Scare story gave more weight to speculation than evidence
On September 10 the Mail shrieked:
“ALZHEIMER’S LINK TO BLOOD TRANSFUSIONS
British scientists say disease could be passed on during surgery”
Today’s tiny clarification (rather than ‘correction’) on page 2 reads:
“On 10 September we published an article about medical research by professor John Collinge under the headline ‘Alzheimer’s link to blood transfusions’. We are happy to clarify that, as the article made clear, the research was based on a small study of victims of CJD and that the link is not yet proved.“
That snotty ‘as the article made clear’ raises the question of why they are running this clarification, if the original story was so crystal…
So how clear was the original story?
Based on a study of eight people who died of Creutzfeldt-Jakob disease (CJD) having high levels of a protein associated with Alzheimer’s, Professor Collinge speculated that Alzheimer’s could be transmitted by contaminated instruments used in brain surgery – but he had no evidence for this being possible.
As the NHS said at the time:
“This was a small study and this is not evidence that Alzheimer’s disease can be transmitted during neurosurgery or any other form of treatment.
There is no suggestion that Alzheimer’s disease is contagious.“
Here’s that Daily Mail headline again: ‘ALZHEIMER’S LINK TO BLOOD TRANSFUSIONS’
“Alzheimer’s disease can be caught from blood transfusions, operations and dental work, it is feared.
A potentially explosive study has provided the first evidence that the devastating condition can, like mad cow disease, spread through ‘medical accidents’.
The British researcher, Professor John Collinge, said we ‘need to rethink our view of Alzheimer’s and evaluate the risk of it being transmitted inadvertently to patients’.
One of the UK’s leading brain surgeons warned that we don’t know if the techniques used sterilise medical instruments are effective and said that the research ‘must be taken seriously’.
However, others urged caution, saying the study was small and it does not prove that Alzheimer’s disease is contagious.”
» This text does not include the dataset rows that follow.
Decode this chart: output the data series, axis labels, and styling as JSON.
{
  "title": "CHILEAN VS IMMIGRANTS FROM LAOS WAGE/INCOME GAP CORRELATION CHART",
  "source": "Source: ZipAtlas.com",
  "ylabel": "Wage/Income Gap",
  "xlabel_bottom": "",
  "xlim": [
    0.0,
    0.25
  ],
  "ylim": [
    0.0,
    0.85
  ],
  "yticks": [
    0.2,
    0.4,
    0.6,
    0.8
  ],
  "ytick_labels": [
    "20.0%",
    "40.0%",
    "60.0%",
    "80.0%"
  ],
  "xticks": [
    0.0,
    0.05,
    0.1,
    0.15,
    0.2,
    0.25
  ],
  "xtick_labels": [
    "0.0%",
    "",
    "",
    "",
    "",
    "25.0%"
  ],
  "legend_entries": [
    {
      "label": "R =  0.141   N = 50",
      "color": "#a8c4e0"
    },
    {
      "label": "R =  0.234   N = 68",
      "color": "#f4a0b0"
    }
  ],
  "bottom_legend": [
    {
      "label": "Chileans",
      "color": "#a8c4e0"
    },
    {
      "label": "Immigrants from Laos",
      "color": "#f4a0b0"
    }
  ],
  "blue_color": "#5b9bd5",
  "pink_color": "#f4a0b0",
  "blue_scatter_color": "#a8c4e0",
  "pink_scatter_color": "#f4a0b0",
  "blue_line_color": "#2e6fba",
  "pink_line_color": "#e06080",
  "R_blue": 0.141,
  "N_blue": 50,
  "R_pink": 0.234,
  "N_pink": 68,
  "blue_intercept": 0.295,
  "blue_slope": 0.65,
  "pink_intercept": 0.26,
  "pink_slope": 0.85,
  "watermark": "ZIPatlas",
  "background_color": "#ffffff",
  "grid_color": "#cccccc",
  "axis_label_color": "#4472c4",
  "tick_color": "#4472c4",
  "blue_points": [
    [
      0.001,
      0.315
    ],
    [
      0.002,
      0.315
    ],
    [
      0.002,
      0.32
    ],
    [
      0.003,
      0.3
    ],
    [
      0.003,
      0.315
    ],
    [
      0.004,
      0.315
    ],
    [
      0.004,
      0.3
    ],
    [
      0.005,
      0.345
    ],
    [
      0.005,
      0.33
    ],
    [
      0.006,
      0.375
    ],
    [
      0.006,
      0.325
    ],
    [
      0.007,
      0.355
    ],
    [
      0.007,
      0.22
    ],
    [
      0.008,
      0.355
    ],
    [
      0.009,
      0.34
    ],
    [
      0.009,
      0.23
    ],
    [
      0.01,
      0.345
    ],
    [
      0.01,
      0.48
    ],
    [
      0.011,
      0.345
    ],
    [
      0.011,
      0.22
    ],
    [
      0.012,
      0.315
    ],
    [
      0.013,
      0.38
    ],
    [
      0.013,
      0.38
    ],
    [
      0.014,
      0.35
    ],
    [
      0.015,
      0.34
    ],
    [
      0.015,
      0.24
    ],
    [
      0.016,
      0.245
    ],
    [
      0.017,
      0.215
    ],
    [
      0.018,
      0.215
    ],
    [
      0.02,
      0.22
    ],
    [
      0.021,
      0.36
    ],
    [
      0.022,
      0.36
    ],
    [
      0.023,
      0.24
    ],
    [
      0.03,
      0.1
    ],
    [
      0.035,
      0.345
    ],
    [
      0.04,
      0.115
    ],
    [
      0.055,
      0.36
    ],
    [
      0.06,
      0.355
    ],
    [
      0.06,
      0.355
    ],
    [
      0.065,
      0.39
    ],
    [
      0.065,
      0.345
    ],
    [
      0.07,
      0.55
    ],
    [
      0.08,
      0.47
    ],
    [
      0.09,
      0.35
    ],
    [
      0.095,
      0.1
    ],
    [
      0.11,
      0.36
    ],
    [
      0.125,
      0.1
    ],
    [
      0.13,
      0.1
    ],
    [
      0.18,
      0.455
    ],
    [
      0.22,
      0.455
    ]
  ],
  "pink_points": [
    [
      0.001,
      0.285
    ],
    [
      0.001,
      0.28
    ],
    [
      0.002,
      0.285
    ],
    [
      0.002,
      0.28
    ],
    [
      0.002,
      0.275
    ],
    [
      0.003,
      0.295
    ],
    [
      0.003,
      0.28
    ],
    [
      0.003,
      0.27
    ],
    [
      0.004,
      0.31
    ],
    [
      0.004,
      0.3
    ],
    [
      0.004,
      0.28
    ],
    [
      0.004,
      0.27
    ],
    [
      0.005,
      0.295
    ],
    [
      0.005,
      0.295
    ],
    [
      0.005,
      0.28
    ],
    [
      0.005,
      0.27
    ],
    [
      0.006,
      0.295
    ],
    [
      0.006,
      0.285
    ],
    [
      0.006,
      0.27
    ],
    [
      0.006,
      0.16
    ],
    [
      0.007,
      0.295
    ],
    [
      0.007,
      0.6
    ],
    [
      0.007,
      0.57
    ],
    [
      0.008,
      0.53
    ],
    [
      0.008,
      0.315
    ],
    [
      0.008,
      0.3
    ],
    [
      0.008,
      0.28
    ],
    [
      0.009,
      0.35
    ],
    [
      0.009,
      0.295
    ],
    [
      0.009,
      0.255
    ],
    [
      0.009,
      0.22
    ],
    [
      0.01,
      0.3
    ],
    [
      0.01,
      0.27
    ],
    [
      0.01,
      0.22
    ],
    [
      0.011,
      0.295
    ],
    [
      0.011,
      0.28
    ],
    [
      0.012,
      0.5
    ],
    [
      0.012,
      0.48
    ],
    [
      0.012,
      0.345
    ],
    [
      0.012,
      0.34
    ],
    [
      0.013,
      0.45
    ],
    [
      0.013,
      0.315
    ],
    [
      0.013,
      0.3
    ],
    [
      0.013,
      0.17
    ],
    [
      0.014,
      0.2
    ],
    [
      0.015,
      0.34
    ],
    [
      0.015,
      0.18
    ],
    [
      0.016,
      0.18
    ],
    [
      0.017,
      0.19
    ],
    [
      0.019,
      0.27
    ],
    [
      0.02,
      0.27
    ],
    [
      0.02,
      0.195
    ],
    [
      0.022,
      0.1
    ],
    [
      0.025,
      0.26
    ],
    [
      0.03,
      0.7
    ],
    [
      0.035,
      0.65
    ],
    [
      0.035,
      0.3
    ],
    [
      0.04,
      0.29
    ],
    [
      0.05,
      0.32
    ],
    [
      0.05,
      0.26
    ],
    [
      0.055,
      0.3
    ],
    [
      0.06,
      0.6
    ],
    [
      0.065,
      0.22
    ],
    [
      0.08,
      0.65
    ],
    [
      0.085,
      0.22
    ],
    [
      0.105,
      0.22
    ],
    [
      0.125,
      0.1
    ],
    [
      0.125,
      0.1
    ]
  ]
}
As you can see, the wild claims are made from the get go, with the slight caveat ‘it is feared’ in the introduction.
While the truth pops up in paragraph five, equal weight is given to the speculations, despite the fact that the non-contagious nature of Alzheimer’s is supported by evidence, whereas the hypothetical link is not.
Still the musings are called ‘potentially explosive’ and a ‘bombshell’, while the story refers to how Prof Collinge ‘stumbled on the link with Alzheimer’s’, despite there being no link beyond speculation.
It’s true that quotes at the end of the story, including from Collinge himself, make clear that there is no evidence Alzheimer’s is contagious, and assure readers not to delay having surgery they might need for fear of catching the disease.
But the whole angle of the story is highly misleading. Quotes from medical professionals are used selectively to create a picture of this being big news, rather than little more than one professor thinking out loud.
No doubt this is why the Mail has belatedly chosen to run a half-hearted ‘clarification’ of what they claim was always clear from the start.
Shouldn’t the newspaper that famously warned the MMR vaccine for measles could give children autism, (a false claim recently disinterred by US presidential candidate Donald Trump), be a little more careful about running scare stories about public health?